I began to think, “How long will I keep this wound?” Whatever had gotten under my skin had to be re-examined, scrutinized, retouched and kept bleeding. I felt the need to be in charge and in control of own injury and decide what to do about it.
As I read the instructions again I began to feel the trickling of mirth in the corners of my mouth as I considered the various possibilities. You may bathe or shower whichever is possible WITHOUT GETTING THE WOUND WET. I moved around this thought for a bit with the irony in mind: Keep the wound dry and don’t be picking at it. And “remove the dressing tomorrow!”
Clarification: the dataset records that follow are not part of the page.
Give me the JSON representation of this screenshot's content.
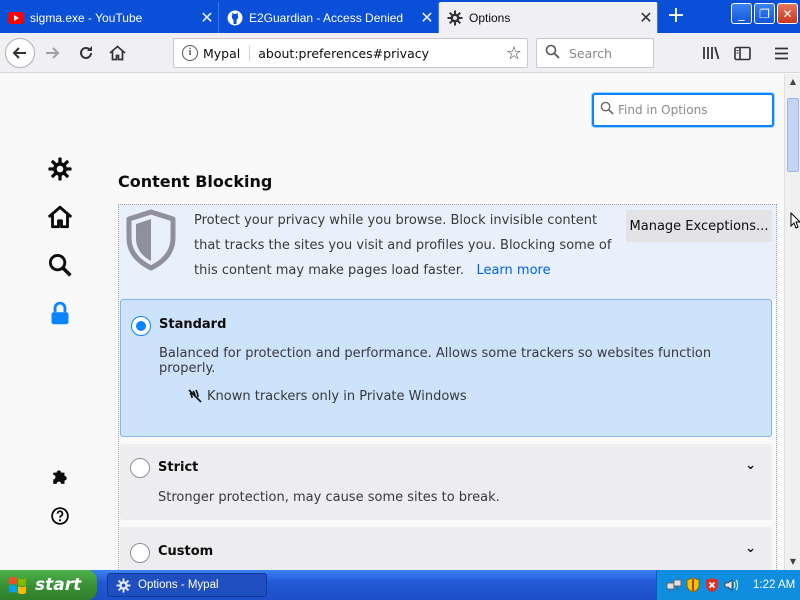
{
  "tabs": [
    {
      "label": "sigma.exe - YouTube",
      "icon": "youtube-icon"
    },
    {
      "label": "E2Guardian - Access Denied",
      "icon": "github-icon"
    },
    {
      "label": "Options",
      "icon": "gear-icon",
      "active": true
    }
  ],
  "new_tab": "+",
  "window_buttons": {
    "minimize": "_",
    "maximize": "❐",
    "close": "✕"
  },
  "navbar": {
    "identity": "Mypal",
    "url": "about:preferences#privacy",
    "search_placeholder": "Search"
  },
  "find": {
    "placeholder": "Find in Options"
  },
  "categories": [
    {
      "name": "general",
      "icon": "gear-icon"
    },
    {
      "name": "home",
      "icon": "home-icon"
    },
    {
      "name": "search",
      "icon": "search-icon"
    },
    {
      "name": "privacy",
      "icon": "lock-icon",
      "selected": true
    },
    {
      "name": "addons",
      "icon": "puzzle-icon"
    },
    {
      "name": "support",
      "icon": "help-icon"
    }
  ],
  "content_blocking": {
    "title": "Content Blocking",
    "description": "Protect your privacy while you browse. Block invisible content that tracks the sites you visit and profiles you. Blocking some of this content may make pages load faster.",
    "learn_more": "Learn more",
    "manage_button": "Manage Exceptions...",
    "options": {
      "standard": {
        "title": "Standard",
        "desc": "Balanced for protection and performance. Allows some trackers so websites function properly.",
        "tracker_note": "Known trackers only in Private Windows",
        "checked": true
      },
      "strict": {
        "title": "Strict",
        "desc": "Stronger protection, may cause some sites to break.",
        "checked": false
      },
      "custom": {
        "title": "Custom",
        "checked": false
      }
    }
  },
  "taskbar": {
    "start": "start",
    "task": "Options - Mypal",
    "clock": "1:22 AM"
  },
  "colors": {
    "tabbar": "#0a4fd7",
    "accent": "#0a84ff",
    "selected_option_bg": "#cce3fb",
    "taskbar": "#2259d6",
    "start_button": "#3a9235"
  }
}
So it is not really just leaving the wound alone entirely. There are things to be done – personal care to be taken in a delicate and sensitive manner. A gentle Qtip of hydrogen peroxide with a bit of sting to this care. So tomorrow it’s “Roll up your sleeve and let’s have a look.”
As for today it’s time to know your pain but remember that with sharing tender care and love the healing is certain tomorrow.
Acknowledging our hurts or fears is never easy but with thoughtful self-acceptance and recognition of our strengths and weaknesses we find not just solace or balm for our wounds but we find the deeper reservoir of who we are and can be. Our gift is not to depend solely on how others see us, choose us or not, but to be aware of the value of ourselves. It is our authentic joy as we journey in relationship with family, friends and fellow players to know that we are all on the team.